アイヌでありながらアイヌを封印してきた静江さんですが、長い長い葛藤の末にアイヌへ戻ってきたことになりますね。

宇梶静江とロシアのつながりは?

アイヌは日本国内だけでなく、ロシアにも居住しており、言語は日本語とアイヌ語のほかロシア語も使われています。

宇梶静江さんにはロシアの血が流れているといわれていますが、それは顔立ちの印象からもなんとなく感じますね。

調べたところ、父の浦川春松さんは石川県出身の和人である多聞常次郎さんと、ハルコンジさんというアイヌ女性の間に生まれた和人とアイヌのハーフ。


春松さんはシミツさんというアイヌ女性を妻にしています。

ところが「宇梶静江は浦川春松とミヤの四男二女の三番目」とするプロフィールもあり、シミツさんとミヤさんが同一人物なのか、また先祖にロシアの血を引いた方がいたのか、そのあたりの詳細がはっきりしません。

幼少期がつづられた著書『大地よ!』に、何か手がかりがあるかもしれません。

宇梶静江がアイヌ刺繍で描く古布絵

解放運動を行うかたわら、よりアイヌのアイデンティティを突き詰めるために、63歳でアイヌ刺繍の技法を習得した宇梶静江さん。

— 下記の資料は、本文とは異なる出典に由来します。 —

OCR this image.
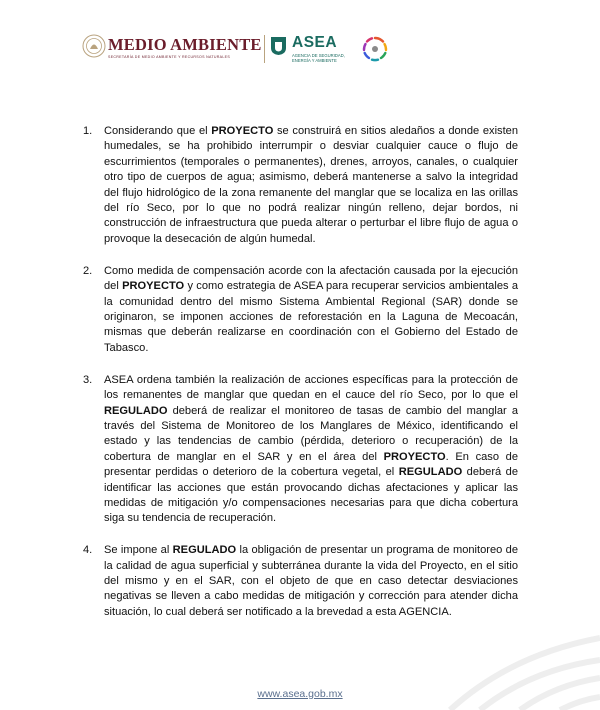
MEDIO AMBIENTE
SECRETARÍA DE MEDIO AMBIENTE Y RECURSOS NATURALES
ASEA
AGENCIA DE SEGURIDAD,
ENERGÍA Y AMBIENTE
1.	Considerando que el PROYECTO se construirá en sitios aledaños a donde existen humedales, se ha prohibido interrumpir o desviar cualquier cauce o flujo de escurrimientos (temporales o permanentes), drenes, arroyos, canales, o cualquier otro tipo de cuerpos de agua; asimismo, deberá mantenerse a salvo la integridad del flujo hidrológico de la zona remanente del manglar que se localiza en las orillas del río Seco, por lo que no podrá realizar ningún relleno, dejar bordos, ni construcción de infraestructura que pueda alterar o perturbar el libre flujo de agua o provoque la desecación de algún humedal.
2.	Como medida de compensación acorde con la afectación causada por la ejecución del PROYECTO y como estrategia de ASEA para recuperar servicios ambientales a la comunidad dentro del mismo Sistema Ambiental Regional (SAR) donde se originaron, se imponen acciones de reforestación en la Laguna de Mecoacán, mismas que deberán realizarse en coordinación con el Gobierno del Estado de Tabasco.
3.	ASEA ordena también la realización de acciones específicas para la protección de los remanentes de manglar que quedan en el cauce del río Seco, por lo que el REGULADO deberá de realizar el monitoreo de tasas de cambio del manglar a través del Sistema de Monitoreo de los Manglares de México, identificando el estado y las tendencias de cambio (pérdida, deterioro o recuperación) de la cobertura de manglar en el SAR y en el área del PROYECTO. En caso de presentar perdidas o deterioro de la cobertura vegetal, el REGULADO deberá de identificar las acciones que están provocando dichas afectaciones y aplicar las medidas de mitigación y/o compensaciones necesarias para que dicha cobertura siga su tendencia de recuperación.
4.	Se impone al REGULADO la obligación de presentar un programa de monitoreo de la calidad de agua superficial y subterránea durante la vida del Proyecto, en el sitio del mismo y en el SAR, con el objeto de que en caso detectar desviaciones negativas se lleven a cabo medidas de mitigación y corrección para atender dicha situación, lo cual deberá ser notificado a la brevedad a esta AGENCIA.
www.asea.gob.mx
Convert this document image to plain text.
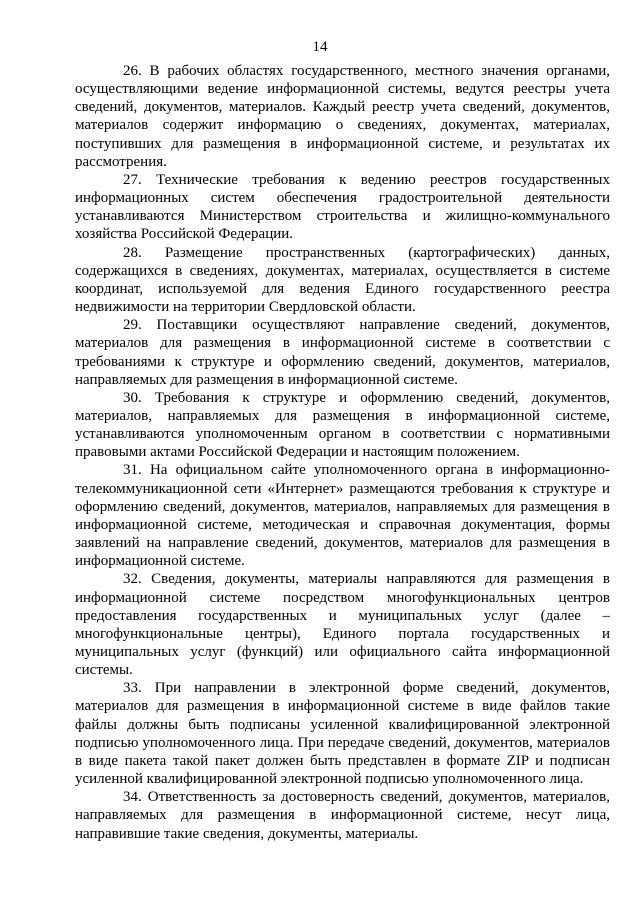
14

26. В рабочих областях государственного, местного значения органами, осуществляющими ведение информационной системы, ведутся реестры учета сведений, документов, материалов. Каждый реестр учета сведений, документов, материалов содержит информацию о сведениях, документах, материалах, поступивших для размещения в информационной системе, и результатах их рассмотрения.

27. Технические требования к ведению реестров государственных информационных систем обеспечения градостроительной деятельности устанавливаются Министерством строительства и жилищно-коммунального хозяйства Российской Федерации.

28. Размещение пространственных (картографических) данных, содержащихся в сведениях, документах, материалах, осуществляется в системе координат, используемой для ведения Единого государственного реестра недвижимости на территории Свердловской области.

29. Поставщики осуществляют направление сведений, документов, материалов для размещения в информационной системе в соответствии с требованиями к структуре и оформлению сведений, документов, материалов, направляемых для размещения в информационной системе.

30. Требования к структуре и оформлению сведений, документов, материалов, направляемых для размещения в информационной системе, устанавливаются уполномоченным органом в соответствии с нормативными правовыми актами Российской Федерации и настоящим положением.

31. На официальном сайте уполномоченного органа в информационно-телекоммуникационной сети «Интернет» размещаются требования к структуре и оформлению сведений, документов, материалов, направляемых для размещения в информационной системе, методическая и справочная документация, формы заявлений на направление сведений, документов, материалов для размещения в информационной системе.

32. Сведения, документы, материалы направляются для размещения в информационной системе посредством многофункциональных центров предоставления государственных и муниципальных услуг (далее – многофункциональные центры), Единого портала государственных и муниципальных услуг (функций) или официального сайта информационной системы.

33. При направлении в электронной форме сведений, документов, материалов для размещения в информационной системе в виде файлов такие файлы должны быть подписаны усиленной квалифицированной электронной подписью уполномоченного лица. При передаче сведений, документов, материалов в виде пакета такой пакет должен быть представлен в формате ZIP и подписан усиленной квалифицированной электронной подписью уполномоченного лица.

34. Ответственность за достоверность сведений, документов, материалов, направляемых для размещения в информационной системе, несут лица, направившие такие сведения, документы, материалы.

伝統的な刺繍を古布絵として表現するオリジナルなアートも編み出しました。

布絵とは、布を切って縫いつけて絵にしたものなのだそう。

古い布に刺繍を施したものが静江さんの古布絵です。

刺繍で布に描くのは、アイヌに伝わる叙事詩「ユーカラ」のさまざまな場面。

2011年には古布絵作家として吉川英治文化賞を受賞しました。


静江さんの作品は詩情豊かなアイヌのアートとして、国内外で高く評価されています。

アイヌの誇りを胸に、コロナ禍の今もなお精力的な活動を続ける宇梶静江さん。

アイヌの暮らしぶりを実体験として知る、おそらく最後の世代ではないでしょうか。